Dersine girdiğim Bay Kang, en ince ayrıntısına kadar, zorla gördüğü tahtada, dersi anlatırken sıkılmıştım. yaşlılığın vermiş olduğu yorgunluktan olsa gerek biz not almaya başladığımız sırada oturduğu sandalyesinde arada uykuya dalıyordu.
"fizikten cidden AA almayı nasıl başardın?" dedi seungmin, bugün açıklanan notlardan ondan yüksek aldığım için morali bozuktu.
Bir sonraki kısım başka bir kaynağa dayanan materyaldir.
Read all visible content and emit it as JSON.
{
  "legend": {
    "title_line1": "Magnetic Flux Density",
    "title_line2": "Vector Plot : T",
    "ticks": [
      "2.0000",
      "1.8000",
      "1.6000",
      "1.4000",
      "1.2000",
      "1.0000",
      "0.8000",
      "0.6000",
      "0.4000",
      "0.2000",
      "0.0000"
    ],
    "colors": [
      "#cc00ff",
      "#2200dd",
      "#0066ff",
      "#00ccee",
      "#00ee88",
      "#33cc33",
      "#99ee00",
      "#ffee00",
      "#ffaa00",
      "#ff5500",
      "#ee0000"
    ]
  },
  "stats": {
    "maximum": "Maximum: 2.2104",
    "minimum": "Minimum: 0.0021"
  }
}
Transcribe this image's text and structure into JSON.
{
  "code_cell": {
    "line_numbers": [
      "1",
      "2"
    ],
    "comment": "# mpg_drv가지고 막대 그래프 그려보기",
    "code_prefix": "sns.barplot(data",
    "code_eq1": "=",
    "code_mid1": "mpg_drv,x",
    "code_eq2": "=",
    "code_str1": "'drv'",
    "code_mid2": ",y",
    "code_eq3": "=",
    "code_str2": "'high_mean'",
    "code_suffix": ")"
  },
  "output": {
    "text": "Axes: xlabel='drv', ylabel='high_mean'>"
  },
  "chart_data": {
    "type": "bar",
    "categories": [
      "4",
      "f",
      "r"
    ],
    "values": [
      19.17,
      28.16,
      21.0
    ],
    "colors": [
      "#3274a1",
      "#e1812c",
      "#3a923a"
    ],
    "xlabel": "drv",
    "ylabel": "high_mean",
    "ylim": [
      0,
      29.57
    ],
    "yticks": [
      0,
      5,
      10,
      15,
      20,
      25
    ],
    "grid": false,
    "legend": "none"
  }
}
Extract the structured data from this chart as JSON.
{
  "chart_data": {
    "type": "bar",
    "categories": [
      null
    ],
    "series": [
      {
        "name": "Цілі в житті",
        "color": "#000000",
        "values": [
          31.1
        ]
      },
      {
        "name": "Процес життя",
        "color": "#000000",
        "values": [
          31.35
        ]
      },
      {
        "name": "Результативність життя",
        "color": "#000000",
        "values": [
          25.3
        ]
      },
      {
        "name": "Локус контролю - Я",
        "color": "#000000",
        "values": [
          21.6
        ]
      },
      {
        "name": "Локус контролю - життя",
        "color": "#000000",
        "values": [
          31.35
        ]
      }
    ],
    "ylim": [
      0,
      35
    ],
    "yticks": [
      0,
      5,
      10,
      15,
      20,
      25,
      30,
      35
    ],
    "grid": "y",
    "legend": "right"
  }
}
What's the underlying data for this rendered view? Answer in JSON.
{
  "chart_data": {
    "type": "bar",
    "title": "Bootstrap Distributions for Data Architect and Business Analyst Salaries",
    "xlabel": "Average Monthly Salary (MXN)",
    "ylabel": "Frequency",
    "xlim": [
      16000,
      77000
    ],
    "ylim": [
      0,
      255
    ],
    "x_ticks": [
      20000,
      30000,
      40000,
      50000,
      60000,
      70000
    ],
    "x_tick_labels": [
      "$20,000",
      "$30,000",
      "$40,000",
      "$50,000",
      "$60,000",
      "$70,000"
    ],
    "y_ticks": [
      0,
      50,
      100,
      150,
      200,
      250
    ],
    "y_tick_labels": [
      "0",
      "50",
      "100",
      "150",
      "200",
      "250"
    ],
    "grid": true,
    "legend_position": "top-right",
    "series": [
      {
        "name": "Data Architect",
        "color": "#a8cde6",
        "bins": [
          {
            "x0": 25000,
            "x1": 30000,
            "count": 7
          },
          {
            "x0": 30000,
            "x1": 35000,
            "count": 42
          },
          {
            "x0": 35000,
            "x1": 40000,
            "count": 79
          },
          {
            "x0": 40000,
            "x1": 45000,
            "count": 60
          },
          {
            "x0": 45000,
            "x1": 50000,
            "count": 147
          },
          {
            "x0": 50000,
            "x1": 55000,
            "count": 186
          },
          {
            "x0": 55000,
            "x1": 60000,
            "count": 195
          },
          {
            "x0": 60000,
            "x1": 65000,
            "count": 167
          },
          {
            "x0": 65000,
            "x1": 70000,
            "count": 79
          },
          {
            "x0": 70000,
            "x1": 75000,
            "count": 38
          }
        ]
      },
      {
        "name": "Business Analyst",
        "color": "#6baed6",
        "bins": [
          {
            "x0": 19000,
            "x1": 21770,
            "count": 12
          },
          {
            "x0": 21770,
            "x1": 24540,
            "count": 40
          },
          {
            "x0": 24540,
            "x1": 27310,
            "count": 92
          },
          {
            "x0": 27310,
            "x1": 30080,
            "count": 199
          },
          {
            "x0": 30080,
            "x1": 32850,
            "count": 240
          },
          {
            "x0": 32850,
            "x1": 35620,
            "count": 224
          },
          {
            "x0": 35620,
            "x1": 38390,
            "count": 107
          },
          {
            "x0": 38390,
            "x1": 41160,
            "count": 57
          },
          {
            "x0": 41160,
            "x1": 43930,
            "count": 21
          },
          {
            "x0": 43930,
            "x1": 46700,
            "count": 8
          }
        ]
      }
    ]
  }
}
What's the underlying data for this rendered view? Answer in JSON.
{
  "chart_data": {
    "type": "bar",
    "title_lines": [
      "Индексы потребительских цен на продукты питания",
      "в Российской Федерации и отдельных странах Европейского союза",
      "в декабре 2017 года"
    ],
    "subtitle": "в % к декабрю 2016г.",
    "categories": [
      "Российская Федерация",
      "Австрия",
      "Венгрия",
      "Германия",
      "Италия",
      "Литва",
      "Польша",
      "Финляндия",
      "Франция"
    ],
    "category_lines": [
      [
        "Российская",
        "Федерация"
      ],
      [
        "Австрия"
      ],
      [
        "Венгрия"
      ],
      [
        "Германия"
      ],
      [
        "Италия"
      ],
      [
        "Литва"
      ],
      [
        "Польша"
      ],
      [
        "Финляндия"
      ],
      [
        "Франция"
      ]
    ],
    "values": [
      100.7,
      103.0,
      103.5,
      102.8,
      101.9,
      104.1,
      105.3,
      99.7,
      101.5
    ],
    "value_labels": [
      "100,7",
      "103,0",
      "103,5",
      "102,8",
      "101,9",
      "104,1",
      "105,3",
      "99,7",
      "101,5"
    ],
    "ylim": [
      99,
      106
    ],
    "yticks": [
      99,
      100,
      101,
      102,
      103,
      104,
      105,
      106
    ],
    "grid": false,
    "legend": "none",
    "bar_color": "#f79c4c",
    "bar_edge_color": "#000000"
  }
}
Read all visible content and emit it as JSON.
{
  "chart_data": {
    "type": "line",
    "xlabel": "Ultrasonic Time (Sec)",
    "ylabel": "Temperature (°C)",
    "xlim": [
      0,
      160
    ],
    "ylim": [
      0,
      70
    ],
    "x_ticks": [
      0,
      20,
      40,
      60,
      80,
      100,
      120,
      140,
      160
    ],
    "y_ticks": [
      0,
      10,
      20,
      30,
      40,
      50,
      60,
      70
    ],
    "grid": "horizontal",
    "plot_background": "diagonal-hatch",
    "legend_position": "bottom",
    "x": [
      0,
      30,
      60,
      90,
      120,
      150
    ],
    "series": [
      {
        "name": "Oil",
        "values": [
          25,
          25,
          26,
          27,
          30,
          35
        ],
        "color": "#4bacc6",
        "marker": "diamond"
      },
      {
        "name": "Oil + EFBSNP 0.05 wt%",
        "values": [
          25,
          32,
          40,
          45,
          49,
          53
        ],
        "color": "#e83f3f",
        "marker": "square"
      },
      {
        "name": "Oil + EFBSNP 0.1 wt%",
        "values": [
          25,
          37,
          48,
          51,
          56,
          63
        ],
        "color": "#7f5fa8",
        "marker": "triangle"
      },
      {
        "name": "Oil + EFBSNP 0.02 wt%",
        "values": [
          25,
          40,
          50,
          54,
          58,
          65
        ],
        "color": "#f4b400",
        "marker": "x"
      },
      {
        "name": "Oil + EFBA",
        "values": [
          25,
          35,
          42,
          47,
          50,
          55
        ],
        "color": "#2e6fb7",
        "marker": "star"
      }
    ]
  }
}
Minho fizik dersinden geçebilmem için yaptığımız anlaşmanın sözünü tutmuştu yani, önüme tam 70 tane çözümsüz soru koymuş ve bunların içerisinden sadece 10 tanesini soracağını söylemişti!
bir gün boyunca okuldan arta kalan vaktimde çözmeye çalışmış dün sabah saatleri 5 gibi bitirmiştim ve dört saat sonrasın da ise sınava gelmiştim. uykusuz geçirdiğim bir geceye değen 92 gibi yüksek bir puanla geçebilmek beni fazlasıyla keyiflendirdi. Aslında zor bir konu değil, sadece üzerinde çok fazla düşünmek, çalışmak gerekliymiş bunu anlamış oldum. Artık Lee minho'nun yeni rakibi benim(!)
"bu bir sır" dedim fısıltıyla cevaplamıştım onu ama kıkırdamalarım sesliydi. Beni ciddiyetle yaklaşıp dinleyen seungmin, duyduklarından tatmin olmayarak geri çekilip önündeki kağıdına geri döndü. Bir sonraki derse öğretmenimiz lee minho katılacağı için rahatlamıştım o en azından yeni olmasına rağmen konuları bir profesörden daha iyi anlatıyordu, ya da sadece bana öyle geliyordu.
En son benim için çeviri yaptığı günün üzerinden tam üç gün geçmişti onun haricinde hiç konuşmadık sadece testleri bırakmak için yanıma geldi ve sonra hemen gitti. Bu aralar aramız gerçekten soğuktu. Ben kendimi anlayabilirdim ama onun bana soğuk davranacağı bir olay yoktu.
Bay kang dersi bitirdiğini söylediğinde çantamı alarak yerimden kalktım. "solar kafeye gidelim mi?" dedi seungmin çantasına kağıtları sıkıştırırken benimle aynı hizada yürümeye çalışıyordu.
"gidelim"
***
"hadi ama ya, alt tarafı bunu buraya getirecektin ben de seni savunacaktım o tek kişiyi de öldürüp kazanıcaktık işte felix anlamayacak ne var!" dedi jeongin hayıflanarak kapadığı telefonunu masaya sertçe bıraktı kaybettiği oyundan dolayı yüzü sinirden kıpkırmızı olmuştu ama Felix'in pek de umrunda olduğu söylenemezdi çünkü o şuan önüne gelen dondurmalı brownieyi yemekle meşguldü.
"oraya gidip savunmuş olsan yine ölecektin kenara kıstırılmıştık aptal!" dedi ağzı doluyken yarım yamalak bir şekilde konuştu jeongin onun ne dediğini anlamadığını tuhaf bakışlarından anlamıştım. Benim anlamamın sebebi ise felixce biliyor olmamdandı.
"gençler jisung fizikten AA aldı" dedi yüzündeki üzücü görüntüsüyle içeceğinden bir yudum aldı. Bu duruma içerlemesine kahkahalarla gülmek istiyordum. Hayatınızda görüp görebileceğiniz en rekabetçi kişiydi. "çalış senin de olur canım."
"cidden buna minho hyung bile şaşırmıştır. 'Bu jisung'un kağıdı mı?' diye yüz kere kontrol etmiştir." dedi hyunjin hem gülüyor hem de minho gibi davranarak taklit ediyordu. Doğru, verdiği o kadar soruyu benim çözmeme ihtimal bile vermemiştir kesinlikle şaşırmıştır.
"ben de bugünkü erişte çorbasına tütsülenmiş tofu kullanmadığım için F aldım." dedi felix gastronomi öğrencisi olarak hayatı gerçekten çok zordu, gerçekten.